Pagine di libri intrise di coca, smantellato laboratorio nel Canavese: quattro arresti

IVREA. I carabinieri di Torino e Ivrea a San Giusto Canavese nel corso di una perquisizione  dove, perquisendo un bar in pieno centro a San Giusto, la cui attività era cessata da qualche settimana, hanno trovato in cucina un laboratorio di estrazione e produzione di cocaina. Lo stupefacente era nascosto in alcuni libri, le cui pagine ne erano state intrise prima della spedizione. La coca veniva ricavata dai volumi attraverso un complesso processo chimico. Quattro persone sono state arrestate per produzione di sostanze stupefacenti. Sono un italiano di 40 anni, ex barista, due peruviani di 28 e 27 anni, un colombiano di 26. Tutti incensurati e domiciliati in paese. I tre stranieri dormivano in un affittacamere poco distante il bar Centro, che si trova di fronte alla chiesa parrocchiale e a meno di duecento metri dal municipio di San Giusto. Pensavano di poter agire indisturbati, invece la loro presenza in quel locale ormai chiuso, ha destato più di un sospetto nei carabinieri. Così l’altra sera è scattato il blitz. Oltre alle pagine alla cocaina, sono stati rinvenuti anche dei recipienti contenenti complessivamente sei litri di solvente, che dai primi accertamenti è risultato contenere cocaina liquida. In altri recipienti i carabinieri hanno invece rinvenuto centinaia di fogli di carta impregnati di droga, da ricavare attraverso sofisticati processi chimici. La banda aveva scelto accuratamente anche i libri: tutti testi giuridici scritti in spagnolo, quasi una “sfida” alla legge.

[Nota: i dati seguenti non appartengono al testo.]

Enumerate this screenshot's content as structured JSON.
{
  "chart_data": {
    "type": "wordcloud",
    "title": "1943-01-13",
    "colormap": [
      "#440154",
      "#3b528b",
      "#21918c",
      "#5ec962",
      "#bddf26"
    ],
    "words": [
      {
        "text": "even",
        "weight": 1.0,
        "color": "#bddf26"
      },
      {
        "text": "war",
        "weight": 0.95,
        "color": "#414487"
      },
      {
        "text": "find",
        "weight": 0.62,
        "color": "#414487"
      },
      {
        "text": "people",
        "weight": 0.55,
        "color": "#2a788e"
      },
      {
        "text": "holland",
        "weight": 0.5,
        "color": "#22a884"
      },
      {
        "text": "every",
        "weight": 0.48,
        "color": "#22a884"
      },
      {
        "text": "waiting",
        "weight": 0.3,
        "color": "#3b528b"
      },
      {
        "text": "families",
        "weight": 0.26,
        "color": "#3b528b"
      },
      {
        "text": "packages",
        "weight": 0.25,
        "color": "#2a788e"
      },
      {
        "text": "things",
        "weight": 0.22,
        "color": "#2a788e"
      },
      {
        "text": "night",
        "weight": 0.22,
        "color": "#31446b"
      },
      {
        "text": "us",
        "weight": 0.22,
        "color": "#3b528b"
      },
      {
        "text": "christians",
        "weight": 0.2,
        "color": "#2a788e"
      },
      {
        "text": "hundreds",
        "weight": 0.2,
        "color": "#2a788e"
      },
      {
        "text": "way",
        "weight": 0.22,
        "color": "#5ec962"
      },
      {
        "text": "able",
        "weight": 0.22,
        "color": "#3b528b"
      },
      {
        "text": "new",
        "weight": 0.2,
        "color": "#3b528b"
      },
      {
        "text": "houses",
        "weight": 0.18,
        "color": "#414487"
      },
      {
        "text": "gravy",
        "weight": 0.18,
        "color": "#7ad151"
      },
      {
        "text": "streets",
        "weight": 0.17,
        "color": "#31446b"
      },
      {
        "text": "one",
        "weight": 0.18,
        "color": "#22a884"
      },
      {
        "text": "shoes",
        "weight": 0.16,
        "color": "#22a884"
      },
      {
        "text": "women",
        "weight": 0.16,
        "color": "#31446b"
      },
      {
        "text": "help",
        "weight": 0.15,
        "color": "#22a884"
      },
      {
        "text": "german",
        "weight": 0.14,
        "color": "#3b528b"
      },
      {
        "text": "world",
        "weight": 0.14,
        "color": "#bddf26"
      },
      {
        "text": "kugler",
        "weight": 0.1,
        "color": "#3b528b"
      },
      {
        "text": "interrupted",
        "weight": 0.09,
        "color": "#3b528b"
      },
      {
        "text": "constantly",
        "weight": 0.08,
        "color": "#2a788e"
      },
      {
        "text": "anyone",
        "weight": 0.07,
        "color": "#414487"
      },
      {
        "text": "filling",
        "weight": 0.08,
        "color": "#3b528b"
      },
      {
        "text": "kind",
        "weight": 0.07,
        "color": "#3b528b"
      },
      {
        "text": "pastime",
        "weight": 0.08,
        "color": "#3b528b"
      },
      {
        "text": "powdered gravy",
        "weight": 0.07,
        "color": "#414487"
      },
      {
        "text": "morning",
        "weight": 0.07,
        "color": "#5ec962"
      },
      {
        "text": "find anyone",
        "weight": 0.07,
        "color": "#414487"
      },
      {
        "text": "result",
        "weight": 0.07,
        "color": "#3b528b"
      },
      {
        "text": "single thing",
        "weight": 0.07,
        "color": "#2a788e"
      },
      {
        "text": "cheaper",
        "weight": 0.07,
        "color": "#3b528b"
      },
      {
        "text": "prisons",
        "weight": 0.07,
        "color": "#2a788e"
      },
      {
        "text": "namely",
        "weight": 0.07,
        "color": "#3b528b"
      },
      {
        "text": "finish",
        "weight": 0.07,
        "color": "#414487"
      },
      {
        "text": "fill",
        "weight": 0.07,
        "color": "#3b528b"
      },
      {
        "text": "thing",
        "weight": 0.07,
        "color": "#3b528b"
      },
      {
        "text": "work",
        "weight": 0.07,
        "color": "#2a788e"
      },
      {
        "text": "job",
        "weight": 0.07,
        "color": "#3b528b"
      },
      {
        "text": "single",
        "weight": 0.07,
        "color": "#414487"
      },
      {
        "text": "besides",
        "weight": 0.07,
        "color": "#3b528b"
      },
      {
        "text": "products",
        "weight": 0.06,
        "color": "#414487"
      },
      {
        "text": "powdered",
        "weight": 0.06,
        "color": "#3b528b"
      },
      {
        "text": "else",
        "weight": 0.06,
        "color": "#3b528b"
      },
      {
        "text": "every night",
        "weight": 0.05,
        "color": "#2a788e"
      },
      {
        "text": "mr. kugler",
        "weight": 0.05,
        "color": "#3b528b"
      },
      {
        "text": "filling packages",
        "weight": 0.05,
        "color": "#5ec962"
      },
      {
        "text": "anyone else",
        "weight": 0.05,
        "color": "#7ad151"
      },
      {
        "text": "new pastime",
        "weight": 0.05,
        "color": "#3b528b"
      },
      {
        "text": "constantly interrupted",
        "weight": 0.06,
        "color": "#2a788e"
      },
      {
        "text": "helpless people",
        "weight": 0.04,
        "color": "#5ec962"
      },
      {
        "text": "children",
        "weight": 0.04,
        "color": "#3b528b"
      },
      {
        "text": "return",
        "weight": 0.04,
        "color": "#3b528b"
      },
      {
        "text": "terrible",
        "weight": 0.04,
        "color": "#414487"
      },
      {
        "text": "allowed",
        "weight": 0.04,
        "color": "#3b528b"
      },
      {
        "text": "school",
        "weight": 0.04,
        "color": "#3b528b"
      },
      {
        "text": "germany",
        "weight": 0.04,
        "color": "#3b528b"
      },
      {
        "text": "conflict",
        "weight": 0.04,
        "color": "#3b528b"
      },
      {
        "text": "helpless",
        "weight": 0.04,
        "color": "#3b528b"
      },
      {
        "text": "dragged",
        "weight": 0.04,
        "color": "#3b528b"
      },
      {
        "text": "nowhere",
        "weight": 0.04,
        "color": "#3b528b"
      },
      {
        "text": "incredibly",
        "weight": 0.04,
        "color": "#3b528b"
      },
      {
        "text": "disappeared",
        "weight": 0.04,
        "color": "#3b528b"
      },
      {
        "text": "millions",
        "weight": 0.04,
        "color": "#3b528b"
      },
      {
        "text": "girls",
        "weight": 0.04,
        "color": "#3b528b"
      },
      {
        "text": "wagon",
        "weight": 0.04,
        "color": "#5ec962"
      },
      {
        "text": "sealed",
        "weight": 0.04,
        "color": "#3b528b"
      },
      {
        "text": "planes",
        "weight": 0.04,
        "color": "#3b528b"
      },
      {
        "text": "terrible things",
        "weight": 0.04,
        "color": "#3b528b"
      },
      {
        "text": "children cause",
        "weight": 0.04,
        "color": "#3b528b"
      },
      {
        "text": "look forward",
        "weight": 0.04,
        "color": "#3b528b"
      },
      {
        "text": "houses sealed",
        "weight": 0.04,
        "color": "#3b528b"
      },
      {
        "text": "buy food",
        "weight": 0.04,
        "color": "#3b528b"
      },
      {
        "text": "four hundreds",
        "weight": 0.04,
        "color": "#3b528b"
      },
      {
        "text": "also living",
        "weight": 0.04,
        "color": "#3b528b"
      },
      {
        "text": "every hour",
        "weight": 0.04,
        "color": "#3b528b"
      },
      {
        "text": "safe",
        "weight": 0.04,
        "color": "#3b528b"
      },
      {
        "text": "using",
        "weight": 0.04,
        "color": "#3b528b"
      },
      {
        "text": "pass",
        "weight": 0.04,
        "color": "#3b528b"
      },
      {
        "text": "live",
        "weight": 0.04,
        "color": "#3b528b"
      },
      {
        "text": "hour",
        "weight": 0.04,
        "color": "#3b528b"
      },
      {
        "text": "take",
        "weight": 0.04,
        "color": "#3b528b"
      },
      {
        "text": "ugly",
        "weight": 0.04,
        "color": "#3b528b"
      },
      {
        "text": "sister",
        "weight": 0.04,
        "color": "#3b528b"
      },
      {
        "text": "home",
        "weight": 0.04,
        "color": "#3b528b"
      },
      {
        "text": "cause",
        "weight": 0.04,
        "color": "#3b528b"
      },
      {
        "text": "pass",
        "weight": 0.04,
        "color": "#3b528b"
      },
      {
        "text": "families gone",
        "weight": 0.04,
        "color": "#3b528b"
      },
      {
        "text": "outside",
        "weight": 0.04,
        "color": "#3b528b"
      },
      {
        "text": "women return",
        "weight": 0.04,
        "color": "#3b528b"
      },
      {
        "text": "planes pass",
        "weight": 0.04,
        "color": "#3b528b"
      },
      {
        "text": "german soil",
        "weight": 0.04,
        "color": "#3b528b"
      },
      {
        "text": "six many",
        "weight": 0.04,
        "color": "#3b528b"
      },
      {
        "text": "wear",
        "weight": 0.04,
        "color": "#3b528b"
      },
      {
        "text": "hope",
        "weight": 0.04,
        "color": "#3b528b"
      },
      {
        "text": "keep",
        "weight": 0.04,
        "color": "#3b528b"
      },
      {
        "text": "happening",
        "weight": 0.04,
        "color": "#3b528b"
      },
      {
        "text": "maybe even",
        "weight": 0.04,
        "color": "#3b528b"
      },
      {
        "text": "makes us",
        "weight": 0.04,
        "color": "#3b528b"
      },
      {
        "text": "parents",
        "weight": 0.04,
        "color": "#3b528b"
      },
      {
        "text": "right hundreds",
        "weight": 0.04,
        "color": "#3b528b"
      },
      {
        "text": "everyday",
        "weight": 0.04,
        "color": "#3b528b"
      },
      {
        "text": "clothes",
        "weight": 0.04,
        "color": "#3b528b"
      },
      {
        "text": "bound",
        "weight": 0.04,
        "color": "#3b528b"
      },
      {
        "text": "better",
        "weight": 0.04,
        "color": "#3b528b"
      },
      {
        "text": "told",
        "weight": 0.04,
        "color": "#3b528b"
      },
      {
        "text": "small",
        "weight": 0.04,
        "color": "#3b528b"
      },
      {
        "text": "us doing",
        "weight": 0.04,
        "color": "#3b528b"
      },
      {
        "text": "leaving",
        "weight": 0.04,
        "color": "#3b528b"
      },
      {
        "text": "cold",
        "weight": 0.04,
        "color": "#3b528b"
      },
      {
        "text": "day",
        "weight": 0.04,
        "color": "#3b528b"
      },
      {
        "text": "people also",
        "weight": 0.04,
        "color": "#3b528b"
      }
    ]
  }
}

Le indagini, però, sono ancora in corso perché gli investigatori stanno cercando di capire la provenienza dei “libri alla cocaina” e il giro d’affari della banda che, probabilmente, era solo un anello di una catena ben più ampia di produttori e spacciatori. E’ la prima volta che, nel torinese, viene sgominata una banda in grado di ricavare lo stupefacente dalla carta. L’operazione dei carabinieri, tra l’altro, ha preso spunto da un aumento dei controlli sul territorio di San Giusto disposto dal comando provinciale dell’Arma, in risposta al misterioso episodio di due settimane fa, quando la villa di Nicola Assisi, narcotrafficante ricercato in tutto il mondo e, probabilmente, nascosto in Sud America, è stata data alle fiamme da ignoti.